Мать не понимала, что Ася за роялем, по малолетству, просто невыносимо скучает и только от собственного засыпания берет мимо (нот!), как слепой щенок – мимо блюдца. А может быть, сразу брала по две ноты, думая, что так скорее возьмет – все положенные? А может быть (по две), как муха, по недостатку веса не могущая нацелиться на именно эту клавишу?
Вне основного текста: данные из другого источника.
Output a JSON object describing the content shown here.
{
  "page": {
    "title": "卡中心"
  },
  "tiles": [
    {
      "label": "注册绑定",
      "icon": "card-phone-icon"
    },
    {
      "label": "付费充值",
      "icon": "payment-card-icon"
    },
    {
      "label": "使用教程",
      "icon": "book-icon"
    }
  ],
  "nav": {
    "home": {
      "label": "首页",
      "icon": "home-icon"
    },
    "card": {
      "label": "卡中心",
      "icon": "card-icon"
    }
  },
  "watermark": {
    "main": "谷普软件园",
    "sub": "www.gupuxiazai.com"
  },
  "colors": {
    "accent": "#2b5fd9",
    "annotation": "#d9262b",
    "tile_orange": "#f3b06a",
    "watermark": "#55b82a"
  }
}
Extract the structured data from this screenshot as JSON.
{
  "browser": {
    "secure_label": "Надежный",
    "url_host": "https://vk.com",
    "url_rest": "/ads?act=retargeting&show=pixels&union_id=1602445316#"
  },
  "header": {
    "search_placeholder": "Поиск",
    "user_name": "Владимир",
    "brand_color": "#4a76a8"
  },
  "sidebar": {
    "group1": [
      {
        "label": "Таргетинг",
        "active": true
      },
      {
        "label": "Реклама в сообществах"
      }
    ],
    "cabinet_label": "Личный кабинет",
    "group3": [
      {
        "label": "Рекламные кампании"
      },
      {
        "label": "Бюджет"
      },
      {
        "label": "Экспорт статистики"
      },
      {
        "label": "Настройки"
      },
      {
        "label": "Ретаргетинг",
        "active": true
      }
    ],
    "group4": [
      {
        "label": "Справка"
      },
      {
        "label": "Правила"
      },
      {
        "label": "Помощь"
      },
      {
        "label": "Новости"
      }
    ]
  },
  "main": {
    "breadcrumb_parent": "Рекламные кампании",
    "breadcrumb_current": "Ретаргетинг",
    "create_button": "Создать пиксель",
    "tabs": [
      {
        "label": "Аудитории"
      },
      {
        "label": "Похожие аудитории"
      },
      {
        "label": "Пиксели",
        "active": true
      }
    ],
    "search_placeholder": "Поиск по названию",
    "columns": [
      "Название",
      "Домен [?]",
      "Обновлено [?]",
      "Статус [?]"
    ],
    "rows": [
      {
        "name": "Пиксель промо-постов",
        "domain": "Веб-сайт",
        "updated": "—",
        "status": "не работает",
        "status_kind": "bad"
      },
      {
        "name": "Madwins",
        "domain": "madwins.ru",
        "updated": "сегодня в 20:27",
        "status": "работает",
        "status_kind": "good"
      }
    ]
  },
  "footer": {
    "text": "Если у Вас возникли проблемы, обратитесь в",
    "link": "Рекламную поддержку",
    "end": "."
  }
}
Так или иначе, игра была не только плачевная, но – слезная, с ручьями мелких грязных слез и нудным комариным: и-и, и-и, и-и, от которого все в доме, даже дворник, хватались за голову с безнадежным возгласом: "Ну, завела!" И именно потому, что Ася играть продолжала, мать внутри себя от ее музыкальной карьеры с каждым днем все безнадежнее отказывалась, всю свою надежду вымещая на большерукой и бесслезной мне.
– Нога, нога, – говорила она задумчиво, идя с нами, уже подросшими и тоже стрижеными, по стриженому осеннему калужскому лугу, – но что ж, в конце концов балерина тоже может быть порядочной женщиной. Я знала одну, в Сокольниках – у нее даже было шесть человек детей, и она была отличная мать, настолько образцовая, что даже дедушка однажды отпустил меня к ней на крестины... – И уже явно шутя (и мы это понимали): – Муся – знаменитой пианисткой, Ася (как бы проглатывая)... знаменитой балериной, а у меня от гордости вырастет второй подбородок. – И, вовсе уже не шутя, а с глубокой сердечной радостью и горестью: – Вот мои дочери и будут "свободные художники", то, чем я так хотела быть. (Ее отец стоял за домашнее воспитание и пребывание, и на эстраде она стояла только раз, вместе со стариком Поссартом, за год до его и своей кончины.)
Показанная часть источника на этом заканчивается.